I didn’t spare her a second glance. “Not interested.” It was the same fucking thing every time.

Couldn’t a guy drink in peace without getting hounded? I could’ve saved myself the trouble and drank at home, but the apartment was too depressing these days. I also didn’t want to go to the Valhalla Club since everyone there was nosy as fuck. No one liked seeing a member down more than the other members. So here I was, holed up in some shitty dive bar near the office, drowning my sorrows in equally shitty scotch. If my liver rebelled, it wouldn’t be from the quantity of drinks. It would be from the quality of them. The offended blonde left in a huff, clearly unused to being rejected. Tough shit. It’d been two weeks since Stella and I broke up.
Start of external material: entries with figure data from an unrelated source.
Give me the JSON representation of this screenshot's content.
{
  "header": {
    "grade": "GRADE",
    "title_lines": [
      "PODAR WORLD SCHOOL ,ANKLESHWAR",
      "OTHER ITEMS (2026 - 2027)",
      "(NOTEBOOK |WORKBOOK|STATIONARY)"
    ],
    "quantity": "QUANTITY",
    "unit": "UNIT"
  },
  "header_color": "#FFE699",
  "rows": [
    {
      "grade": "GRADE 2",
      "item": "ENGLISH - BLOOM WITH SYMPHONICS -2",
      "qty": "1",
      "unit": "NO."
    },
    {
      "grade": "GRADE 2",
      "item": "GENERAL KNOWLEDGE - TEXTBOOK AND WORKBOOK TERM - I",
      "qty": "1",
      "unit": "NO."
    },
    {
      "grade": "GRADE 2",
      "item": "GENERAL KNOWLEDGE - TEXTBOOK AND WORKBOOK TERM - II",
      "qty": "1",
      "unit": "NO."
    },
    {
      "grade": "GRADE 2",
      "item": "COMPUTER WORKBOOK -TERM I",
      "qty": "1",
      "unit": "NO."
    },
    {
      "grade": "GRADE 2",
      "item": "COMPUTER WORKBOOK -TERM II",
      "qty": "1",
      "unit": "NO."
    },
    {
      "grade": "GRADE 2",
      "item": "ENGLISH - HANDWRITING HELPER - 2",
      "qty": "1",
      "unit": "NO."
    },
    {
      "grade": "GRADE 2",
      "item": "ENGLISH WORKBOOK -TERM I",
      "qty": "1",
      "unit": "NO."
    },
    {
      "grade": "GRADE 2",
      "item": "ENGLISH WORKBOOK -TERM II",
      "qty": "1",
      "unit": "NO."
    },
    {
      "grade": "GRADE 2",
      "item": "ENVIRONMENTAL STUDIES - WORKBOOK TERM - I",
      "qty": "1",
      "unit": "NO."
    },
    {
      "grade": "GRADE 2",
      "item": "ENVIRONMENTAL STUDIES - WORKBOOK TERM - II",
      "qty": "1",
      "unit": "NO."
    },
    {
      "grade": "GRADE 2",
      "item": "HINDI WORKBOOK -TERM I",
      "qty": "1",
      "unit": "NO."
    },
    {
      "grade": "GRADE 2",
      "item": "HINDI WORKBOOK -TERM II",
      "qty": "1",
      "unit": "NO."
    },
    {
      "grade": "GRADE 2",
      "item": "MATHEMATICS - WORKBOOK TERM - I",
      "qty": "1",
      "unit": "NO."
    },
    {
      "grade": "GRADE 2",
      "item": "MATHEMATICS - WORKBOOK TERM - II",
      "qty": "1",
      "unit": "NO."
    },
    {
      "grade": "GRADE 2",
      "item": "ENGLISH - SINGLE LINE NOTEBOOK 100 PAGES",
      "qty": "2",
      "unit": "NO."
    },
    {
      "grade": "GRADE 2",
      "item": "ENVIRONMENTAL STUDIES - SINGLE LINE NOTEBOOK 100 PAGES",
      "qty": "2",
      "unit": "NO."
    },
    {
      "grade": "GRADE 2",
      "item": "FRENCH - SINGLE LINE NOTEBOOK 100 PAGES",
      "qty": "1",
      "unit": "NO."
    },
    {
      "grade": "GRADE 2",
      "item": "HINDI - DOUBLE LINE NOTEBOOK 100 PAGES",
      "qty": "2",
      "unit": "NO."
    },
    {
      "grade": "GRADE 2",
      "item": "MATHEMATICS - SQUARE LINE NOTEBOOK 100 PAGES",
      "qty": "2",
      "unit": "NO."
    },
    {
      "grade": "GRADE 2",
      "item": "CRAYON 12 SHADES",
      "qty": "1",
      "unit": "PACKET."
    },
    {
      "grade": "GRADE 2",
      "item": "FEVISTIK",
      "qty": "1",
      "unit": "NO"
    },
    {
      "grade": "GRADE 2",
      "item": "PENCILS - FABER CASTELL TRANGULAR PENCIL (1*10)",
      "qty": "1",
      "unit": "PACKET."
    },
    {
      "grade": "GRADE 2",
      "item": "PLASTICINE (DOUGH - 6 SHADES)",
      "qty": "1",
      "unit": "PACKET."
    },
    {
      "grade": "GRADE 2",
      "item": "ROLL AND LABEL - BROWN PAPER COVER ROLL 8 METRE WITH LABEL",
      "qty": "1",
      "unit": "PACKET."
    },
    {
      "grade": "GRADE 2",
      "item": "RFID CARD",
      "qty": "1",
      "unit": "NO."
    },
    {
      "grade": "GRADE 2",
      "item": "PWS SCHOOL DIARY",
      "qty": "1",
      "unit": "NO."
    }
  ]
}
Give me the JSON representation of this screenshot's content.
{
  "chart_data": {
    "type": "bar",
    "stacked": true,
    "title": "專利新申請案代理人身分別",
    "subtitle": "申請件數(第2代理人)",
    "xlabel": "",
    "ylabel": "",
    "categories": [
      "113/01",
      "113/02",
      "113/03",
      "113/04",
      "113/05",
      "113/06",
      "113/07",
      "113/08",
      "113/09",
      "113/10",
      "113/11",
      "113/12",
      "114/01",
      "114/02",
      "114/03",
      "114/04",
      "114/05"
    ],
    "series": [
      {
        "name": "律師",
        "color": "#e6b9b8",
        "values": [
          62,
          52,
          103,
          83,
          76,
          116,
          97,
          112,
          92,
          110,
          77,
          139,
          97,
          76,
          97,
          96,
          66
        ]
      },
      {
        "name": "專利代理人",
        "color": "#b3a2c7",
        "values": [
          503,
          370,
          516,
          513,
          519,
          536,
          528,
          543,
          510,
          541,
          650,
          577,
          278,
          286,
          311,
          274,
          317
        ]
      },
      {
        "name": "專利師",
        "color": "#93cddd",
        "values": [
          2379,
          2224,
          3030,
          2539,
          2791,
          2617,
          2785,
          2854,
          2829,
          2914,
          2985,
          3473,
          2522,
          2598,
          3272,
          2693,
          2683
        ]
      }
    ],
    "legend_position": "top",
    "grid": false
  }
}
Two weeks of unrelenting hell where everything reminded me of her. The blender she made her smoothies in, the tub where she’d bathed, the cafe where she bought her pastries. Even the fucking trees and plants outside reminded me of her. It was enough to make me want to lock myself in a dark concrete box and never come out. The jangle of bells above the entrance pulled me out of my pathetic self-pity and drew my attention to the door. My heart stopped. Dark curls. Green eyes.

Warm smile. Stella. For a second, I thought I was hallucinating and had conjured her from my thoughts. Then her voice wound toward me, as real and tangible as the cracked vinyl cushion of my stool and the muted baseball game playing on TV. I straightened, my spirits lifting until I saw the guy standing next to her. He looked vaguely familiar, and he said something that made her smile. My hand tightened around my glass as an icy black wave of possessiveness rippled through me. Whoever the guy was, I wanted to fucking kill him. My eyes tracked them as they sat at a table across the room. Stella hadn’t noticed me yet. She said something else to the soon-to-be dead fucker, but she must’ve felt the weight of my stare because she finally looked up. Our gazes collided like sparks in the air. Our relationship had turned to ashes, but the fire between us was still there, burning up space and oxygen until we were the only people left. My blood roared at the sweet relief of seeing her again. She asked me to leave her alone, and I had. Us showing up at the same bar on the same night would’ve been a coincidence, but nothing was a coincidence when it came to her. It was fate.